Bad Audience when using a custom API

JWT.io
,
1

I’m using a custom API for user management. I can get an JWT for that API easily, but when I try to use it, I get the reply:
"message": "Bad audience: <api audience/identifier>"
The endpoint I’m posting the data to is my usual endpoint (https://some-name.eu.auth0.com/api/v2/), my identifier/audience is: https://my.some-name.be/user-mgmt. The scopes of the api are set right (and that doesn’t seem to be the problem).

Why do I get:

{
  "statusCode": 401,
  "error": "Unauthorized",
  "message": "Bad audience: https://my.some-name.be/user-mgmt"
}

?

2

Hi Kurt,

In case of calling Auth0 management API v2, you should use
https://{tentant}.auth0.com/api/v2/ audience. A custom audience is not accepted for Auth0 management API v2.

Regards,
Amin

2 Likes
3

i have the same issue, tried to remove the audience from my token request but got error:

{
“error”: “access_denied”,
“error_description”: “Non-global clients are not allowed access to APIv1”
}

This is how my request looks like:

curl -X POST
https://intoglobal.eu.auth0.com/oauth/token
-H ‘cache-control: no-cache’
-H ‘content-type: application/json’
-H ‘postman-token: e02ffd35-4fdd-5ad9-d821-12b8496caa98’
-d ‘{“client_id”:“7xVERL0bjhY8uWgH62ECfXVXeLW4fzyi”,“client_secret”:“2XtyYZm6zAI3klTMyotFoNOl5IZi6GUI5n3P1UVko27uCvXjxaVBaOf9YnxWgcau”,“grant_type”:“client_credentials”}’

I was able to get a token if I have audience set, but then that token is not useful when I want to access this endpoint: https://intoglobal.eu.auth0.com/api/v2/users.

Please help.

4

Hi lyubomir,

First of all, visit your client page and rotate your secret :slight_smile:

Second, your request is mostly valid, just missing audience:

{
  "client_id":"7xVERL0bjh*****XeLW4fzyi",
  "client_secret":"XXXX",
  "grant_type":"client_credentials", 
  "audience":"https://[tenant].eu.auth0.com/api/v2/"
}

Make sure client is allowed to include v2 API audience by visiting APIs > Auth0 Management API > Non Interactive Clients and Authorize your client (7xVERL0bjhY********VXeLW4fzyi) with selected scopes. Do this only after rotating your secret.

Regards,
Amin

1 Like
5

I have the same problem.
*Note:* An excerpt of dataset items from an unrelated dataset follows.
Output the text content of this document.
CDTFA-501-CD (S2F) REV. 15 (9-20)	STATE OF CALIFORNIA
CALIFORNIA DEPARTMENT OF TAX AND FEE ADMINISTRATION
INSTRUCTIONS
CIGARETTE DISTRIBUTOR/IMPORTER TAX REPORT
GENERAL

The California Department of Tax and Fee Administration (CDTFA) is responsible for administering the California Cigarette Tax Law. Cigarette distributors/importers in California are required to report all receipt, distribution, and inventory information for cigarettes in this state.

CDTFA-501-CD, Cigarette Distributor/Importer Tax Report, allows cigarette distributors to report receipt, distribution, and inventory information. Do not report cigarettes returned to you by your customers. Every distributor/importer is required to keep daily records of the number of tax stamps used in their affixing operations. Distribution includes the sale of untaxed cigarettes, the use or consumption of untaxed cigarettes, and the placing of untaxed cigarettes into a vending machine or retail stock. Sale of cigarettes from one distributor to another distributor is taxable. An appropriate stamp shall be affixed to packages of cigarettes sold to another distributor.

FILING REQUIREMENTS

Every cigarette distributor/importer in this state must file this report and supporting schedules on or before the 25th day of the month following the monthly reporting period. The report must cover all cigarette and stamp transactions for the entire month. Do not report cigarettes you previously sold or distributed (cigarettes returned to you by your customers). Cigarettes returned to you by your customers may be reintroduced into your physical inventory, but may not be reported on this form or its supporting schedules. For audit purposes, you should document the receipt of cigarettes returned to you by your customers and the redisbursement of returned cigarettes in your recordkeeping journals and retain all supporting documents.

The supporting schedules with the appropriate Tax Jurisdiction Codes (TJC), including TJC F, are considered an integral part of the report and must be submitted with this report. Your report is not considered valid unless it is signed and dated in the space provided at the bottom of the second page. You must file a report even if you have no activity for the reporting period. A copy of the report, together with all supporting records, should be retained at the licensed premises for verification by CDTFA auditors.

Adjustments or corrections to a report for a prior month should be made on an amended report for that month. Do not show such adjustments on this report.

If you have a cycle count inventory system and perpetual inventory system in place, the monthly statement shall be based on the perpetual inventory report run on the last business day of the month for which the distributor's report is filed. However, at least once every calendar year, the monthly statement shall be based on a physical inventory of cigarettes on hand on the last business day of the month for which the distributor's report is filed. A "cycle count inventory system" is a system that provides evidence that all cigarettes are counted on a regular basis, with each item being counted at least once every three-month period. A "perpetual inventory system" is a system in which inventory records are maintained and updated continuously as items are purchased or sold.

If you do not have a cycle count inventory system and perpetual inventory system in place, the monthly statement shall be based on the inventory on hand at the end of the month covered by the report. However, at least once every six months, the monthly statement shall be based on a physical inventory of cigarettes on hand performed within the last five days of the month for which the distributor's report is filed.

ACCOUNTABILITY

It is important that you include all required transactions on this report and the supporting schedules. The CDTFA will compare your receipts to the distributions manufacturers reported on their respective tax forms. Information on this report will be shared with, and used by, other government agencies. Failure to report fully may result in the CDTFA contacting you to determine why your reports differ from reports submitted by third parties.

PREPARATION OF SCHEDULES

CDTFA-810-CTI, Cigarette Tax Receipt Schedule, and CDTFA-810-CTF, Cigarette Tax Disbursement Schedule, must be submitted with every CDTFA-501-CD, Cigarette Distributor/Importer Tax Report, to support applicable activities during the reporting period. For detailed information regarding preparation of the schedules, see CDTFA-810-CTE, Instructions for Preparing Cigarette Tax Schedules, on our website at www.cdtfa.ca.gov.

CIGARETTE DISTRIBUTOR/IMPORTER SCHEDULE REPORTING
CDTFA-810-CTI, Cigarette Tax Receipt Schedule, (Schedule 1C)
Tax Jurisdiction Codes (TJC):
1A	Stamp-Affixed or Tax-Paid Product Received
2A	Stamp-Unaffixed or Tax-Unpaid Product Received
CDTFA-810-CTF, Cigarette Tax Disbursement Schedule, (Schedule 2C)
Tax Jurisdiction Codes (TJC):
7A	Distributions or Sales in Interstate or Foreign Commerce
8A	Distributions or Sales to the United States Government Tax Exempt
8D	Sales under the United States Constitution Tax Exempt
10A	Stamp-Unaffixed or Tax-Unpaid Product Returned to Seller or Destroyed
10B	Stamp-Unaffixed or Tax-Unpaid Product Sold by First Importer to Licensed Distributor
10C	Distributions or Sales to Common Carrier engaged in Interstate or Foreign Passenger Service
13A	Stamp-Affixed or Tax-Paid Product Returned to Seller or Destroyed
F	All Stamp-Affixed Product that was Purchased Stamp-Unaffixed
I tried your solution, but I’m still getting “bad audience” when calling https://auth0-eu.xxx.com/api/v2/users/auth0|xxxxx to delete a user.

I’m trying to spot the error, but I’m having some troubles here.

6

I have same problem, when i hitting https://glplus.auth0.com/api/v2/tickets/password-change for reset new password, i am getting
{
“statusCode”: 401,
“error”: “Unauthorized”,
“message”: “Bad audience: https://glp.auth0.com/api/v2/
}
Also why in password-change api expect auth-token, as user not logged in while reset new password

7

Hi Pratibha,

Apparently you have two tenants. glplus and glp, and you are using access_token from glp to invoke management API in glplus.

Regards,
Amin

8

Hi Amin,

how to reset password for a user who forgot his password, for that access token is not available.
I have implemented password link email sent for forgot password, but i am unable to find any way to reset password without access token.

9

hi Pratibha, please open a new question for it & I’ll reply there.

10

Hi Amin,

I have already open new question . can you please reply on same.

11

This is not what the docs are saying
" If you get an Access Token for the Management API using an authorization flow with your custom domain, you must call the Management API using the custom domain (your token will be considered invalid otherwise)."

also there is no way to change the management API audience , for example after you created a custom domain.
please provide a solution - cause i cannot have the real domain in my server configuration.

thanks
Shlomi

1 Like
12

Hey there!

Sorry for such huge delay in response! We’re doing our best in providing you with best developer support experience out there, but sometimes our bandwidth is not enough comparing to the number of incoming questions.

Wanted to reach out to know if you still require further assistance?